Administrative authorities being well equipped, can take effective steps for the enforcement of the aforesaid preventive measures e.g. suspension, revocation and cancellation of license, destruction of contaminated articles etc., which are not generally available through regular courts of law.

Practical and Functional Approach:

Administrative law deals with the everyday needs of the people and the ground realities. The administrative authorities by their very nature, can avoid technicalities. Administrative law can adopt a functional approach rather than a theoretical and legislative. They possess technical expertise in the subject. The traditional judiciary is conservative, rigid, procedural and technical, and may have no expertise in the subject under consideration. It is impossible for courts to decide cases without formality and technicality. Administrative tribunals are not bound by rules of evidence and procedure and they can take a practical view of the matter to decide complex problems. Thus they can arrive at a quick solution of a complex problem.

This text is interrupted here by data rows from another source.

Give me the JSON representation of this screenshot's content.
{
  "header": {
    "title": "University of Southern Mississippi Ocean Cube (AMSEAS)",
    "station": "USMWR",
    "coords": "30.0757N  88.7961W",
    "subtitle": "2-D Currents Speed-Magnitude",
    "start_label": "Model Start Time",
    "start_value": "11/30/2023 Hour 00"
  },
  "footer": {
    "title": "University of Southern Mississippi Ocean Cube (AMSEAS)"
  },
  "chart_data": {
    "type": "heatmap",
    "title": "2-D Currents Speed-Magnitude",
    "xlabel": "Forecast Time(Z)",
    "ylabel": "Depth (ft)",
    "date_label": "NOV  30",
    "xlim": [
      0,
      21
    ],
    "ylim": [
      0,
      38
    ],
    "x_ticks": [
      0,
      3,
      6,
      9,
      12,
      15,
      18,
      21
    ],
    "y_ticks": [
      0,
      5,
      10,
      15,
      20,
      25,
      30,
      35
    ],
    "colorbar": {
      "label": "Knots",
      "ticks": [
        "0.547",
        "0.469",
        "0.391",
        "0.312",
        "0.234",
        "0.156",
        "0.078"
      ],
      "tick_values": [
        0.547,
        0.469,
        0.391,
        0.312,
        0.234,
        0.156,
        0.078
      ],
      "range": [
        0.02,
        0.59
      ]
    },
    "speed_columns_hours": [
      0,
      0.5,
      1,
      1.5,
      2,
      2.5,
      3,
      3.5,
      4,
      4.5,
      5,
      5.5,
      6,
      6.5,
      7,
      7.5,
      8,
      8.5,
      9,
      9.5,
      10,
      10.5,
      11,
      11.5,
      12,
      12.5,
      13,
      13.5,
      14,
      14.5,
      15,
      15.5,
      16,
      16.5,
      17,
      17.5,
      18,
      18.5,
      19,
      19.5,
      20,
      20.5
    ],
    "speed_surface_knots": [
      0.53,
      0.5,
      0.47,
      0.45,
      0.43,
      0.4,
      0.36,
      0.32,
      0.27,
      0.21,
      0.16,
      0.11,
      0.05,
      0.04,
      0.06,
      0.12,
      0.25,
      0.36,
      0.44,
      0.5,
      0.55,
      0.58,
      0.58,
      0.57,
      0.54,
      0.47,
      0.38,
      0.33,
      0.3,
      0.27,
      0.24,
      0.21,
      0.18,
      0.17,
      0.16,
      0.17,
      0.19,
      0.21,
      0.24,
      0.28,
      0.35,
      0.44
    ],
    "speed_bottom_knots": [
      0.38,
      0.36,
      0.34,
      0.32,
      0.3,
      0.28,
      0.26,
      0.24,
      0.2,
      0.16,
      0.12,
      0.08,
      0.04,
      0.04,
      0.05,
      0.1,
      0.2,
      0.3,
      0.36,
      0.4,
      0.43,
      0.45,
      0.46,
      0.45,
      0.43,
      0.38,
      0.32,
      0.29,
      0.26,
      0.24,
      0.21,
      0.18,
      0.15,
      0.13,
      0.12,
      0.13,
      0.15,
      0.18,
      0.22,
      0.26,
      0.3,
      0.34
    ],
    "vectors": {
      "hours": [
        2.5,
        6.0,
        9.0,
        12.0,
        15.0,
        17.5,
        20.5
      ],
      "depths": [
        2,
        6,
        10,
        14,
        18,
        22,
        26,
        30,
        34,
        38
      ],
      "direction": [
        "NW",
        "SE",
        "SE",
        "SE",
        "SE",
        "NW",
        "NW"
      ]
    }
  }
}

Combination of of Both Judicial and Administrative Functions:

Administrative authorities combine functions which are traditionally exercised by separate bodies (Legislative and Judiciary). Apart from their regular function of execution, they can perform quasi-legislative and quasi-judicial functions. Thus using this combination, they can arrive at a quick solution of a complex problem.

Policy Implementation:

Legislative set their agenda and form policy. Due to knowledge of ground realities, the administrative authorities are in better position to implement such policies, as is seen in workmenโ€™s compensation, labour relations, etc.

Flexibility and Experimentation:  

There is a lot of scope for flexibility and experimentation in the administrative process. Legislative cannot foresee all the contingencies while passing an enactment.  Hence, the legislatives delegates the work of making rules and regulations to administrative authorities. Administrative authorities can make, change or experiments with the rules and regulations so that the object of enacting the Act is satisfied. Here unlike, in legislation, it is not necessary to continue a rule until commencement of the next session of the legislature. If a result of particular rule or method is unsatisfactory, the administrative authority can modify or even repel it without much formality in short period. Thus, legislation is rigid in character, while the administrative process is flexible.

Emergency:

In times of nation-wide emergency like war, earthquake, floods, or famine, quick action is required to ensure minimum to no damage to public and public property or health. In such situation administrative action is the only convenient and only possible remedy to tackle the emergency.